How can geophysical data acquired at oil and gas exploration projects can be of value for the energy transition, to support enterprises on sectors other than energy, and the sovereignty of a country, and to improve human knowledge in other disciplines?
This talk will present a case study and a short history of oil and gas exploration in Uruguay, and the multiple, sometimes disruptive stories that emerged from exploration data and knowledge.
ANCAP is the national oil company (NOC) of Uruguay, with competence on the exploration and production of oil and gas in the onshore and offshore basins of the country. Since the 1950s, Uruguay experienced several pulses of exploration, comprising a few years of intense work followed by many years (sometimes decades) of little or none exploration. The last 15 years the onset of a promotion regime of exploration led to outstanding investment in the frontier basins, including 2D and 3D seismic and exploration wells, carried out by international oil companies. Despite no exploration success was achieved, so far, currently Uruguay holds a vast amount of geological and geophysical data.

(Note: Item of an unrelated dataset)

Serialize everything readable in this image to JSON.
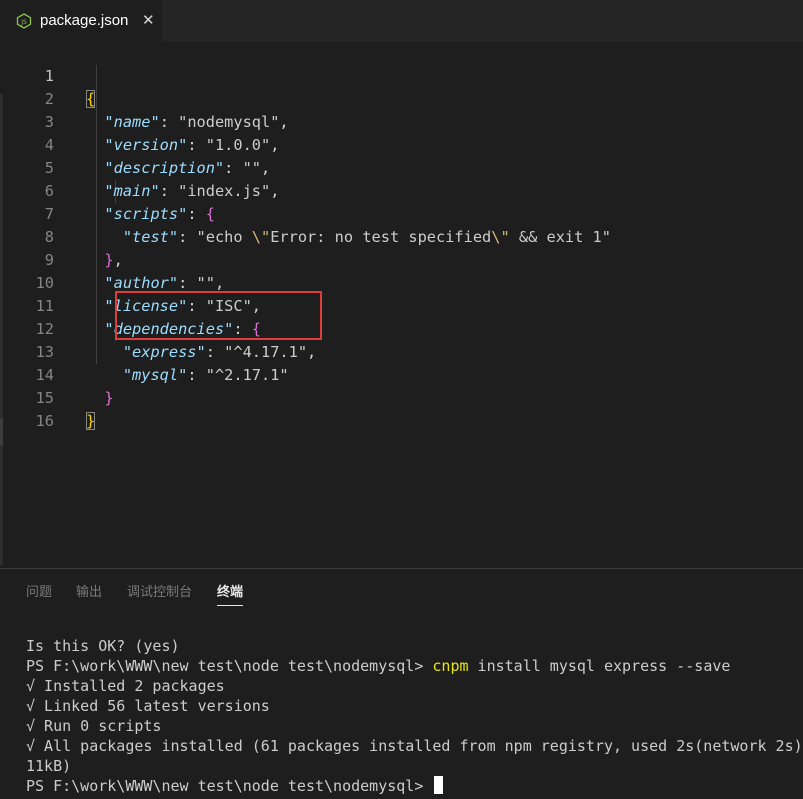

Since the early days of exploration in Uruguay, all of this oil and gas information and knowledge turned out to be useful, not only to manage the risk for future petroleum business, but also for other disciplines and sectors.
Gristo Pablo is the Head of Geoscience at ANCAP (national oil company of Uruguay). He spent the last 15 years involved in projects for the exploration and production of mineral resources, onshore and offshore of Uruguay, Argentina, and Venezuela. He has had previous experience in environmental management and monitoring projects. Pablo studied chemical engineering at Universidad de la República, Uruguay. His post graduate studies were in exploration and production of hydrocarbons in Argentina. He has a Master’s degree in Petroleum Engineering from Heriot-Watt University.